In order to delete objects and free space, a manual intervention is needed to set cluster flags such as norebalance, increase the full_ratio (0.95) a bit higher to allow I/O, and then delete objects from the OSP side.
Since this involves quite a few steps, it is not the easiest to fix. We need a better solution which is easier to follow, perhaps from both Ceph and OpenStack.
b) Version-Release number of selected component (if applicable):
c) How reproducible:
d) Steps to Reproduce:
1. Use OpenStack with Ceph as backing storage.
2. Fill the OSDs until it hit the full_ratio.
3. Make sure an I/O error is hit for further writes.
e) Additional info:
It may be good to understand how to fix this from an OpenStack perspective as well, and such a feature would help administrators not to meddle with the Ceph cluster but rather get it fixed from the OSP side.

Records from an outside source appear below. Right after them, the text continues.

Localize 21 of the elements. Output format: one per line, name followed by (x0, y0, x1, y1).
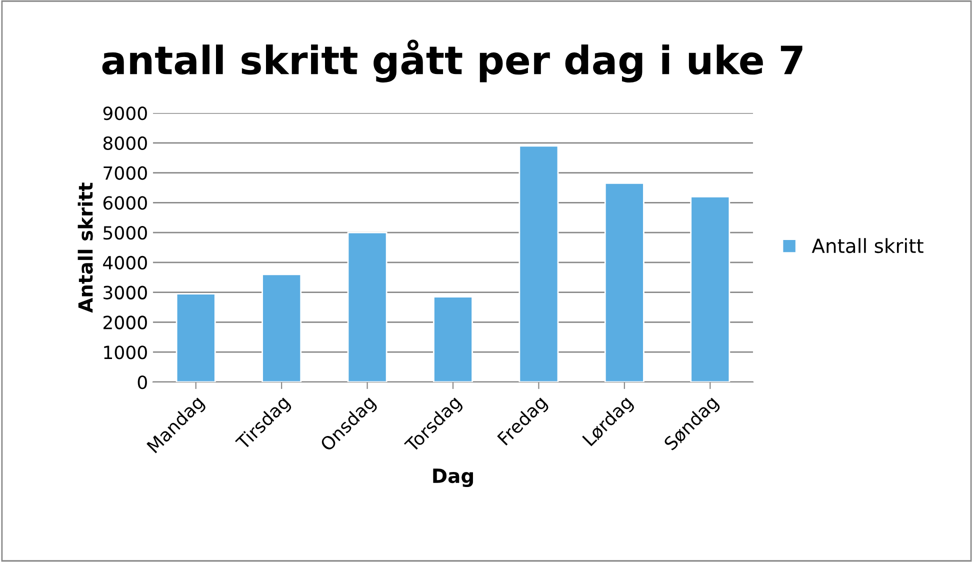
bar (433, 296, 473, 382)
y-tick-label: 6000 (103, 196, 147, 210)
y-tick-label: 7000 (104, 166, 147, 180)
y-axis-title: Antall skritt (78, 182, 93, 313)
x-axis-title: Dag (433, 468, 473, 488)
bar (690, 196, 730, 382)
chart-title: antall skritt gått per dag i uke 7 (102, 40, 802, 83)
y-tick-label: 2000 (104, 316, 147, 330)
y-tick-label: 0 (138, 375, 147, 390)
y-tick-label: 3000 (104, 286, 147, 300)
bar (518, 145, 559, 382)
y-tick-label: 1000 (104, 346, 147, 360)
y-tick-label: 4000 (103, 256, 147, 270)
bar (262, 274, 302, 382)
bar (347, 232, 388, 382)
bar (176, 293, 216, 382)
legend-label: Antall skritt (812, 238, 924, 254)
bar (604, 182, 644, 382)
y-tick-label: 9000 (103, 106, 147, 120)
y-tick-label: 5000 (104, 226, 147, 240)
y-tick-label: 8000 (103, 136, 147, 150)
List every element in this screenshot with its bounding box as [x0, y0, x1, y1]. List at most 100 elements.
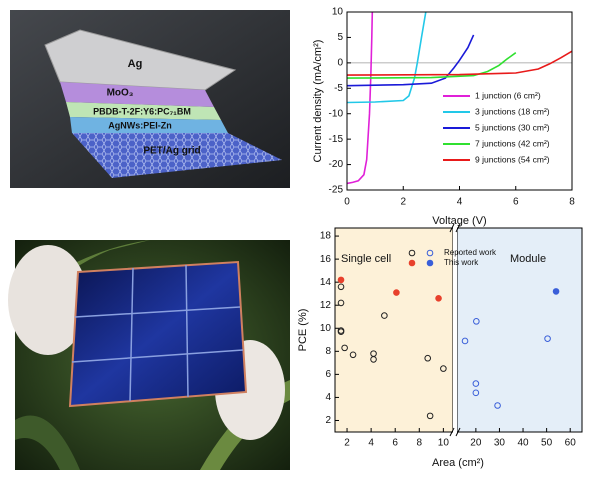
data-point [337, 328, 345, 336]
x-tick-label: 2 [400, 197, 406, 208]
data-point [337, 283, 345, 291]
y-tick-label: -25 [329, 185, 344, 196]
x-tick-label: 40 [517, 438, 529, 449]
legend-label: 9 junctions (54 cm²) [475, 154, 550, 164]
x-tick-label: 50 [541, 438, 553, 449]
data-point [440, 365, 447, 372]
y-tick-label: -5 [334, 83, 343, 94]
y-tick-label: 10 [320, 323, 332, 334]
data-point [473, 318, 480, 325]
x-tick-label: 4 [368, 438, 374, 449]
x-tick-label: 2 [344, 438, 350, 449]
x-tick-label: 6 [392, 438, 398, 449]
axis-break [453, 226, 457, 434]
x-tick-label: 0 [344, 197, 350, 208]
jv-curve [346, 52, 517, 79]
layer-label: AgNWs:PEI-Zn [108, 120, 172, 130]
y-tick-label: 6 [325, 369, 331, 380]
module-divider [74, 306, 241, 318]
y-tick-label: 12 [320, 300, 332, 311]
data-point [341, 344, 348, 352]
legend-marker [408, 259, 416, 267]
data-point [472, 389, 480, 397]
data-point [461, 337, 469, 345]
leaf [15, 415, 80, 470]
layer-ag [44, 29, 237, 91]
data-point [494, 402, 501, 409]
data-point [337, 276, 345, 284]
data-point [370, 356, 377, 363]
region-background [335, 228, 453, 432]
break-mark [455, 427, 461, 437]
x-tick-label: 30 [494, 438, 506, 449]
legend-label: Reported work [444, 248, 497, 257]
jv-curve [346, 34, 475, 87]
layer-agnws [70, 117, 228, 133]
module-divider [185, 264, 189, 398]
y-tick-label: 5 [337, 32, 343, 43]
legend-label: 3 junctions (18 cm²) [475, 106, 550, 116]
layer-label: PET/Ag grid [143, 146, 200, 157]
y-tick-label: 4 [325, 392, 331, 403]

This is really an rbd feature - to use the librados FORCE_FULL_TRY functionality for deletes - and removing an rbd image or snapshot when the cluster is full is possible in luminous.
@Jason, any specific config settings or steps to be done before deleting rbd image or snapshot when the cluster is full?
@Harish: negative -- it *should* just allow you to run the following commands when the cluster is full: "rbd remove", "rbd snap rm", "rbd snap unprotect", and "rbd snap purge".